Le coût socio-économique du paludisme 

Actuellement, on estime à 3 milliards le nombre de personnes vivant dans des zones à risque de paludisme et ce chiffre est malheureusement en constante augmentation ces dernières années. Cela engendre des conséquences désastreuses, aussi bien sociales qu‟économiques, pour ce continent. Il est en effet important de noter qu‟un accès palustre simple, sans aucune complication, immobilise le malade pendant au moins une semaine, expliquant le frein qu‟apporte cette maladie au développement.

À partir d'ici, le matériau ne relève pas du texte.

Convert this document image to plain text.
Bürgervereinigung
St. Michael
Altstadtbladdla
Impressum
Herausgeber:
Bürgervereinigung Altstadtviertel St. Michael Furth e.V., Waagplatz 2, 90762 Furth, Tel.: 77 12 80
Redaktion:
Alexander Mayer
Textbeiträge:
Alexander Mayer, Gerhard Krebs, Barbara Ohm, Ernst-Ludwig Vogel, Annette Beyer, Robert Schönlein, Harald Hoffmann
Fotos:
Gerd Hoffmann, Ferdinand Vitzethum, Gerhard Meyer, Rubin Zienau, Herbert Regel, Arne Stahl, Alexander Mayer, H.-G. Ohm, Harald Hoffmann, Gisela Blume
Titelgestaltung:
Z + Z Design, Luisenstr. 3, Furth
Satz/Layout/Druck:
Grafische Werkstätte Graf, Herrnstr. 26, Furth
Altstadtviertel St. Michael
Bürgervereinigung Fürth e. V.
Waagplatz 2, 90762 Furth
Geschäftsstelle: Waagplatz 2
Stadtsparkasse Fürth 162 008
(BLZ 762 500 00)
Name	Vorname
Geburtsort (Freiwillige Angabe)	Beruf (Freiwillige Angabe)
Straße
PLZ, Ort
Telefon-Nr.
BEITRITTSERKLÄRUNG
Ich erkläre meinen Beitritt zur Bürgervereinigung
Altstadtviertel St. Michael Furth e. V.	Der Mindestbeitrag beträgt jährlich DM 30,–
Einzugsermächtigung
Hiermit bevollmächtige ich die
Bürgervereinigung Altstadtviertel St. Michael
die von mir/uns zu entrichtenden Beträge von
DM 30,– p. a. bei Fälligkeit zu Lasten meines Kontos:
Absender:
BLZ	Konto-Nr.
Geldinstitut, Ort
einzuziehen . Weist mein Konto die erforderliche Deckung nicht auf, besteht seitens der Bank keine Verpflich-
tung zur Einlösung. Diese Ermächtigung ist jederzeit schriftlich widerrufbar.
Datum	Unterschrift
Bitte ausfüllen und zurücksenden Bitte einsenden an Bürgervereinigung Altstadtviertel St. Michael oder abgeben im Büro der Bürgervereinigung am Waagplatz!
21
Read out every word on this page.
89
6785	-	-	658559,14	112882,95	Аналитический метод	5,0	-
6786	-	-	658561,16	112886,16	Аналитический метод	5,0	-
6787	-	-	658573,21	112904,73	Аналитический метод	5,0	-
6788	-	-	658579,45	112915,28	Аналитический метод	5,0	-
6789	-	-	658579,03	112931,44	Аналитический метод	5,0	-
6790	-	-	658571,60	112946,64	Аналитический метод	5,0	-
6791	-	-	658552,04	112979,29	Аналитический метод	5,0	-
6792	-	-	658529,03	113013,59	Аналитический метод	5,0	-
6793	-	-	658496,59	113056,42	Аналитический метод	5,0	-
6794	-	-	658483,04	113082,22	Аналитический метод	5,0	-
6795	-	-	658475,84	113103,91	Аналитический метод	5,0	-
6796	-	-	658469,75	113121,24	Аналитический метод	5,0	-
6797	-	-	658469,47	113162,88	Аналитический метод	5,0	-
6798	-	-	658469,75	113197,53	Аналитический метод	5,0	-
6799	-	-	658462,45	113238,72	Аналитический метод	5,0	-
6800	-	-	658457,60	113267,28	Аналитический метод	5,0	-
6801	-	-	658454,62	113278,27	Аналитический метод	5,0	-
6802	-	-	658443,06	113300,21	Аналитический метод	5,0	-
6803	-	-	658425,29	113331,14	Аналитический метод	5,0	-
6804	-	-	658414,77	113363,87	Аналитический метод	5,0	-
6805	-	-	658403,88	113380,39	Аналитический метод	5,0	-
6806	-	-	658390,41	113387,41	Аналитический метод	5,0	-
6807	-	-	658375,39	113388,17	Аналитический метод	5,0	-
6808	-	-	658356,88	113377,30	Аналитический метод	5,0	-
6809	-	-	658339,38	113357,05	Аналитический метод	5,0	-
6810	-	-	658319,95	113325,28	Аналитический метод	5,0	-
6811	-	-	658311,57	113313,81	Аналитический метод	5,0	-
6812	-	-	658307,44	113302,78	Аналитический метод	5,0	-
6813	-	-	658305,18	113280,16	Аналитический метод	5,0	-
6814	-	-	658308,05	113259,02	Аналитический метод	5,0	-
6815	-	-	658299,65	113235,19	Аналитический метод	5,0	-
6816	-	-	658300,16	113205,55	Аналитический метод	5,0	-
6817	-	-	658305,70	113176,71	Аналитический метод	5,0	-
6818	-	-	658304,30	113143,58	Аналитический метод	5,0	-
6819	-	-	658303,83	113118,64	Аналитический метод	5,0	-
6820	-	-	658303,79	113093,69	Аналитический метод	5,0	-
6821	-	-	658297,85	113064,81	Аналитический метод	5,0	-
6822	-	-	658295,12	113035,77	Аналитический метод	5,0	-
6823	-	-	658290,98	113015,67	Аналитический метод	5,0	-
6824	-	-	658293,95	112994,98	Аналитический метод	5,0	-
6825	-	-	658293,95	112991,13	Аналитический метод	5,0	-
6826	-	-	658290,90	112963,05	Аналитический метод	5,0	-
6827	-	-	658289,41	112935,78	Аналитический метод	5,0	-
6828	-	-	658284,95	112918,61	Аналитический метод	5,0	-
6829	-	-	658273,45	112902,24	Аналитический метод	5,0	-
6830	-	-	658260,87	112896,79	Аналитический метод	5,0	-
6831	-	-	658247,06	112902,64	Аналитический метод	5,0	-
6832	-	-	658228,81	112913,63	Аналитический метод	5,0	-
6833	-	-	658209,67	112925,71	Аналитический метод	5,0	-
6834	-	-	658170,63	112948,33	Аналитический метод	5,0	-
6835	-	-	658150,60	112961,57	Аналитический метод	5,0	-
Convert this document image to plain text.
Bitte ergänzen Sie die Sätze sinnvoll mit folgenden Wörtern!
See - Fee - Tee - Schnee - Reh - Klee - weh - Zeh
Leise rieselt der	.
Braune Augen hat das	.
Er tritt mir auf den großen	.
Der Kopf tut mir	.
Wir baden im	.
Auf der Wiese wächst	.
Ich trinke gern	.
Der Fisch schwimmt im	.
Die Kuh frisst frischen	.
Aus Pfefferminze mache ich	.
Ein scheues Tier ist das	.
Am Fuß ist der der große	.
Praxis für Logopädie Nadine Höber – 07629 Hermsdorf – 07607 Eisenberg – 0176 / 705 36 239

On observe aujourd‟hui pour le paludisme une distribution géographique mondiale superposable au planisphère des pays pauvres. Mais il est important de souligner qu‟il n‟est pas seulement une maladie des pays pauvres mais aussi un facteur de pauvreté des pays où il sévit à grande échelle. En 2001, une étude estimait que le produit intérieur brut moyen des pays impaludés est 5 fois plus faible que celui des pays non impaludés (Gallup, 2001). Le poids du paludisme dans l‟économie africaine est estimé, pour ses effets directs, à plus de 1,3% de déficit de croissance annuel (RBM, 2005), soit une perte de productivité annuelle équivalente à 12 milliards de dollars. Cette maladie a également de nombreux effets collatéraux notables tels que des difficultés de scolarisation des enfants dues à l‟absentéisme prolongé et aux conséquences neurologiques d‟un accès grave. 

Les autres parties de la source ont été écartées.